Depois, Garcia foi secretário da Justiça e, por fim, da Segurança Pública de Renato Casagrande. Nos últimos dias de Casagrande no poder, em dezembro de 2014, André Garcia de novo se debandou para o lado de Paulo Hartung, que em janeiro de 2015 assumiu pela terceira vez o governo do Estado, tendo o pernambucano como seu secretário da Segurança.
Como primeira missão dada por Hartung, André Garcia teve que acabar com o Estado Presente, que ele mesmo ajudou a criar. A segurança pública do Espírito Santo voltava, assim, a mergulhar de novo num caos, sem investimentos, com cortes até nos combustíveis das viaturas, sem controle.
No artigo de segunda-feira, André Garcia fala sobre “prisão e violência”. Escreve que “o primeiro e inadiável êxito de política pública de contenção e controle da criminalidade passa pela organização de um sistema prisional moderno e seguro”. Nada de anormal na manifestação.
Em seguida, entretanto, começam os erros históricos e as injustiças. “De um cenário de quase inexistência de um sistema minimamente organizado e seguro, cujo ápice do descontrole foi atingido no início dos anos 2000, o Espírito Santo conseguiu, com enorme esforço do governo iniciado em 2003 e a colaboração de diversos atores, construir diversos unidades novas, seguras e modernas, que possibilitaram a virada da estatística iniciada em 2010 e até hoje em curso”.
É preciso ir em partes. “De um cenário de quase inexistência de um sistema minimamente organizado e seguro, cujo ápice do descontrole foi atingido no início dos anos 2000”…Com esta frase, André Garcia não está sendo real com os fatos.

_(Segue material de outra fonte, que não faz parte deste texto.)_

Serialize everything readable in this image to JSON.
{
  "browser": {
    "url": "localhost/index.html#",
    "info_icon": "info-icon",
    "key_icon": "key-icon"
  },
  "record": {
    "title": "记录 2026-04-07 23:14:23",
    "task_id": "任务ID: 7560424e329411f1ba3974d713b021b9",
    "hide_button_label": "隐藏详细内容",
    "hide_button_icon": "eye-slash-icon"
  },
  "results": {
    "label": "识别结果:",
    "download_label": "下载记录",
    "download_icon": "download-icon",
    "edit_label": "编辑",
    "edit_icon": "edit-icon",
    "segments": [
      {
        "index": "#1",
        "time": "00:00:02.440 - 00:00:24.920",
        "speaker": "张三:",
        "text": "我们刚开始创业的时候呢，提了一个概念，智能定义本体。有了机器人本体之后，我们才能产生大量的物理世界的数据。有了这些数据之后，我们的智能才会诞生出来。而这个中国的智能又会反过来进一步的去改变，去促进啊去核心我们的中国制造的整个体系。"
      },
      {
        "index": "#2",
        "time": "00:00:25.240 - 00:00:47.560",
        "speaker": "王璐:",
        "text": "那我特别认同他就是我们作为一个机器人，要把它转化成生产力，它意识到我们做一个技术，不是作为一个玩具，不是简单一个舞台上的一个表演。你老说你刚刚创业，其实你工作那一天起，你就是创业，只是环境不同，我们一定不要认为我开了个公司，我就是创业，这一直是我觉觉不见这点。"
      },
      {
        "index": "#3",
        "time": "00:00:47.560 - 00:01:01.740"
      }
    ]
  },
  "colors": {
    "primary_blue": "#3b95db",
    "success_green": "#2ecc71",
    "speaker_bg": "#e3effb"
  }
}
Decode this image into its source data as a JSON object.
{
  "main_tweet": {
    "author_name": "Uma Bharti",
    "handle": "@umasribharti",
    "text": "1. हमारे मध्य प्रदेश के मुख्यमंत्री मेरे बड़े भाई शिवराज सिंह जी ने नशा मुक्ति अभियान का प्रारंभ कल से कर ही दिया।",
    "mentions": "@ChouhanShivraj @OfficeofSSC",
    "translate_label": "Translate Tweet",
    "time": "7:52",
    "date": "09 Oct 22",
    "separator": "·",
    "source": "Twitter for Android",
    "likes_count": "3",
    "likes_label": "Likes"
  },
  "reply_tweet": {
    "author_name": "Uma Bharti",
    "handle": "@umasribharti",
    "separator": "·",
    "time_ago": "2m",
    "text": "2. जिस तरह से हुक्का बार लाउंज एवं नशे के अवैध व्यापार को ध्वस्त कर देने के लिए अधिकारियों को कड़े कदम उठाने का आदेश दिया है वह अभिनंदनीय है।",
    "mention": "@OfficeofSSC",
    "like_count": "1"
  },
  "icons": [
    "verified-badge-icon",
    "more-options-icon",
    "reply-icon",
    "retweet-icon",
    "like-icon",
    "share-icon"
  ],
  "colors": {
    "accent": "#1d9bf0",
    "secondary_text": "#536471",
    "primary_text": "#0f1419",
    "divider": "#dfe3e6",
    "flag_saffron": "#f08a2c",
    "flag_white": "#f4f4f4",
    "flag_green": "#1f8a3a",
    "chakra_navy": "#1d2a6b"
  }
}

O governo que ele defende (de Paulo Hartung), iniciado em 2003, herdou um sistema prisional pelo menos moralizado e controlado pelo Estado.
O então governador José Ignácio Ferreira, ao assumir em 1999, promoveu uma verdadeira intervenção nos presídios por meio da Polícia Militar.
Outra falha de memória do pernambucano André Garcia é quando ele diz que “o Espírito Santo conseguiu, com enorme esforço do governo iniciado em 2003 e a colaboração de diversos atores, construir diversos unidades novas, seguras e modernas, que possibilitaram a virada da estatística iniciada em 2010 e até hoje em curso”.
O governo Paulo Hartung, iniciado em janeiro de 2003, só começou a investir na construção de novos presídios em seu segundo mandato, já em 2007. O governo permitiu a instalação do caos no sistema prisional, para, enfim, a partir de 2007 começar a construção de novas cadeias. Diga-se de passagem, construções realizadas sem licitação, mas nada de ilegal, segundo o Ministério Público Estadual e o Tribunal de Contas à época.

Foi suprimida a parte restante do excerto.